Tan Siok Choo
Taken from The Sun
In Kuala Lumpur and in Jakarta, the statement by Singapore's Minister Mentor Lee Kuan Yew that the Chinese in Malaysia and Indonesia "are successful, they are hardworking, and therefore, they are systematically marginalised" has generated much anger.
Instead of hurling brickbats at Singapore's former premier, Malaysian politicians should offer Lee several mega-litres of sympathy.
It is much needed. Two events in September and one in July have added up to a summer of discomfort for Lee and Singapore's top leaders.
Last month's annual meeting of the World Bank and International Monetary Fund (IMF) in Singapore is one example. Intended to generate more than four million smiles, this much-hyped event - on which the Singapore authorities had spent US$60 million (RM220 million) in preparations - initially provoked 30 frowns.
Although 30 is an insignificant number, the frowners included three high-profile personalities - World Bank president Paul Wolfowitz, IMF managing director Rodrigo de Rato and the president of the European Union (EU).
In a strongly-worded statement, Wolfowitz said barring 27 activists from civil society organisations (CSOs), accredited by the World Bank and the IMF, from entering the republic was "a breach of the formal agreement" Singapore had signed with the two Washington-based institutions three years ago.
After Wolfowitz said the ban was an embarrassment to Singapore, the World Bank and the IMF, the Singapore Government relented and announced 22 out of 27 activists would be allowed entry into the republic.
Equally embarrassing were accusations by CSOs that Singapore had been selected as the conference venue because of its authoritarian reputation. Denying the accusation, Peter Stephens, regional communications manager of World Bank, said Singapore had been the only country to submit a formal bid to host the event.
Poor Singapore! Instead of focusing on the record turnout of 20,000 people for the IMF/World Bank meeting in Singapore and the epochal reform in IMF voting power, the international press seemed to delight in headlining the negatives.
International newspapers like the Financial Times put on its front page the three-day stand-off between Singapore Democratic Party chief Chee Soon Juan and the police at Speakers Corner.
Furthermore, the Sept 19 coup in Thailand that ousted controversial premier Thaksin Shinawatra generated even more negative press for Singapore.
Thrown into the spotlight was the US$1.9 billion (RM6.9 billion) purchase of Shin Corp - a company owned by the former Thai Premier - by the Singapore Government-owned Temasek Holdings in March this year.

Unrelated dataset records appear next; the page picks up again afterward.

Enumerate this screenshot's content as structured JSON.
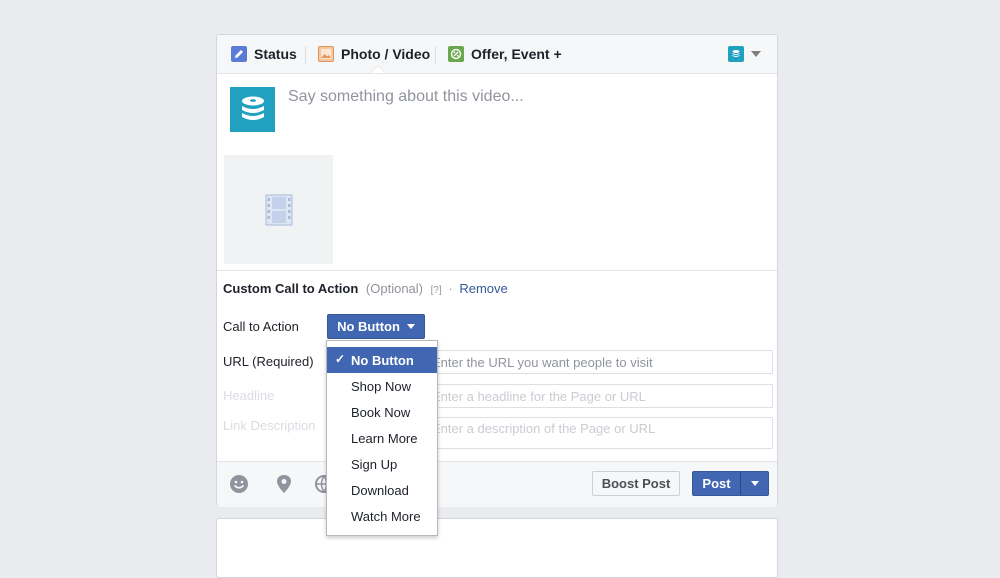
{
  "tabs": [
    {
      "label": "Status",
      "icon": "pencil-icon"
    },
    {
      "label": "Photo / Video",
      "icon": "photo-icon"
    },
    {
      "label": "Offer, Event +",
      "icon": "offer-icon"
    }
  ],
  "composer": {
    "placeholder": "Say something about this video...",
    "attachment_icon": "film-icon"
  },
  "cta": {
    "heading": "Custom Call to Action",
    "optional": "(Optional)",
    "help": "[?]",
    "separator": "·",
    "remove": "Remove",
    "call_label": "Call to Action",
    "selected": "No Button",
    "url_label": "URL (Required)",
    "url_placeholder": "Enter the URL you want people to visit",
    "headline_label": "Headline",
    "headline_placeholder": "Enter a headline for the Page or URL",
    "desc_label": "Link Description",
    "desc_placeholder": "Enter a description of the Page or URL"
  },
  "dropdown": {
    "options": [
      "No Button",
      "Shop Now",
      "Book Now",
      "Learn More",
      "Sign Up",
      "Download",
      "Watch More"
    ],
    "checkmark": "✓"
  },
  "footer": {
    "icons": [
      "smiley-icon",
      "location-pin-icon",
      "globe-icon"
    ],
    "boost": "Boost Post",
    "post": "Post"
  },
  "colors": {
    "accent": "#4267b2",
    "avatar": "#21a0c0",
    "link": "#365899",
    "background": "#e9ebee"
  }
}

Writing in the Sydney Morning Herald, Eric Ellis described Temasek chief executive Ho Ching's purchase of Shin Corp as a "spectacular misjudgment". Ho Ching is the wife of Prime Minister Lee Hsien Loong.
"As Thaksin banked Temasek's tax-free cash, Thais burnt Ho Ching's effigy on Bangkok streets, reducing the reputation created for her by Singapore spin doctors as a safe pair of hands," he said.
"Thais stopped using the television, airlines, finance and technology businesses Temasek bought. Now Shin buyers wear a US$2 billion (RM7.4 billion) paper loss on the deal after less than six months," Ellis wrote.
Perhaps more mortifying for Singapore is the comment by Thitinan Pongsudhirak, a professor at Chulalongkorn University.
"We hear a lot from Singaporeans about transparency and what integrity they have in business. But I'm afraid that by their own standards, Temasek has failed the test," he said.
Yet another source of negative press was the unexpected resignation in July of Lee's younger son, Hsien Yang, as chief executive of Singapore Telecommunications. Better known as Singtel, the company, 54% owned by Temasek Holdings, is Singapore's biggest listed entity and Asia's fifth biggest phone company.
A Reuters story notes Singtel's new head will face strong headwinds. With two-thirds of pre-tax earnings from operations outside Singapore, growth will depend on overseas expansion. According to a poll of 19 analysts, Singtel could post a 17% slump in net earnings to S$3.46 billion (RM12.7 billion) for the year ending March 2007.
Unkind analysts pointed out Singtel shares, listed on Nov 1, 1993, have traded below the price of S$3.60 (RM8.20) at which they were sold to institutional investors for over six years.
Singapore leaders are unaccustomed to such negative publicity. As a gesture of sympathy, Malaysian politicians should send Lee a box of mooncakes as a reminder that to receive sweetness, he should first give sweetness.